Violência contra mulheres: 9 em cada 10 agressões ocorreram na presença de testemunhas

Pesquisa revela que filhos presenciaram 27% dos casos de violência nos últimos 12 meses. Especialistas alertam para impactos psicológicos e sociais da exposição à violência doméstica.

Uma pesquisa realizada pelo Datafolha, em parceria com o Fórum Brasileiro de Segurança Pública, revelou um dado alarmante: em 90% dos casos de agressão contra mulheres, houve a presença de testemunhas. O estudo entrevistou mulheres em todo o país e apontou que os filhos foram as testemunhas mais frequentes em 27% das ocorrências.

Além disso, a pesquisa identificou que 67% das agressões foram cometidas por parceiros ou ex-parceiros das vítimas. Esse percentual mais que dobrou desde a primeira edição do levantamento, realizada em 2017, quando representava 19,4% dos casos.

Violência cotidiana e falta de denúncia

A pesquisa aponta que 37,5% das mulheres entrevistadas sofreram algum tipo de violência nos últimos 12 meses. Entre as agressões mais comuns, destacam-se insultos, humilhações, ameaças e agressões físicas como empurrões, socos e chutes. Casos mais graves, como espancamentos, tentativa de estrangulamento e agressões com armas brancas ou de fogo, também foram relatados.

Mesmo diante desse cenário, quase metade das vítimas (47,4%) não procurou ajuda ou denunciou as agressões. Apenas 14,2% recorreram a uma Delegacia da Mulher, enquanto 19,2% pediram apoio da família e 15,2% buscaram auxílio de amigos.

O impacto da violência sobre crianças e adolescentes

Um dos aspectos mais preocupantes do levantamento é a presença de crianças e adolescentes em um terço dos episódios de violência doméstica. Especialistas alertam que testemunhar agressões pode ter impactos significativos no desenvolvimento infantil.

A psicóloga Maria Beatriz Linhares, da Faculdade de Medicina da USP, explica que a exposição à violência doméstica pode gerar traumas profundos, além de contribuir para a reprodução de padrões agressivos na vida adulta.

“Ser testemunha de violência é sofrer uma violência. O ambiente familiar é determinante para o desenvolvimento emocional das crianças.
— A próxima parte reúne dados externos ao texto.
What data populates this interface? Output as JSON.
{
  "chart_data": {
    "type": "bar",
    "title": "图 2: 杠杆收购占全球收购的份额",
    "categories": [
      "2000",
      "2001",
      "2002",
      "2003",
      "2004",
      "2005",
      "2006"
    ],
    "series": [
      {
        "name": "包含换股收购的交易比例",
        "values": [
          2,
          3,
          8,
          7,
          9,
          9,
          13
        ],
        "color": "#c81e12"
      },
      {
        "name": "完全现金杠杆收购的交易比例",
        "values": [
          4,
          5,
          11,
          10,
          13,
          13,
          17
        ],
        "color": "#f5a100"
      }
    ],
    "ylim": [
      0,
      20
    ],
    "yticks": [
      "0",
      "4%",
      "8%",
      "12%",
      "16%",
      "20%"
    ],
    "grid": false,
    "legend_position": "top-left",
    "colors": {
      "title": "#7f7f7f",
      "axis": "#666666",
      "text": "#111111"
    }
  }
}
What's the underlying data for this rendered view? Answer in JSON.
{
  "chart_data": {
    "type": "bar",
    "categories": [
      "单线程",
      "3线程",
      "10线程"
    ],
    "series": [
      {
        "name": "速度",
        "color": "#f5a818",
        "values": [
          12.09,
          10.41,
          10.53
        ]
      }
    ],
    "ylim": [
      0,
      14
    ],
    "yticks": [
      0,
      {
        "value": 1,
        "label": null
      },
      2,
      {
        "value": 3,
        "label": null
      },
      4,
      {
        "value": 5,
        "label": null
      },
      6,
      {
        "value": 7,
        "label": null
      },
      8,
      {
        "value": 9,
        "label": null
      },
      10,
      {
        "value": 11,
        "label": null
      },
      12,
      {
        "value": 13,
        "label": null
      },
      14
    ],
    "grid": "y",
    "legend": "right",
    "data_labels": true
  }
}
Crescer em um cenário de agressões pode comprometer o bem-estar e influenciar negativamente suas relações futuras”, afirma.

O papel das testemunhas e o dever de intervir

Diante do alto número de testemunhas em casos de violência contra a mulher, especialistas reforçam a importância da intervenção para evitar desfechos trágicos, como o feminicídio. Em 2024, o Brasil registrou 1.459 casos desse crime, o maior número da série histórica.

A socióloga Wânia Pasinato destaca que qualquer pessoa que testemunhe uma agressão pode denunciar o caso, inclusive solicitando medidas protetivas para a vítima.

“As testemunhas muitas vezes hesitam por medo ou falta de informação. Mas é essencial lembrar que, além de chamar a polícia, elas podem prestar depoimento e até registrar a ocorrência. O silêncio perpetua a violência”, explica.

Para denunciar casos de violência contra a mulher, a Central de Atendimento à Mulher oferece o número 180, um serviço gratuito e sigiloso disponível 24 horas por dia.

A pesquisa reforça a necessidade de ampliar a conscientização sobre o papel da sociedade no combate à violência doméstica. A intervenção precoce pode não apenas salvar vidas, mas também impedir que novas gerações cresçam em um ambiente de medo e agressividade.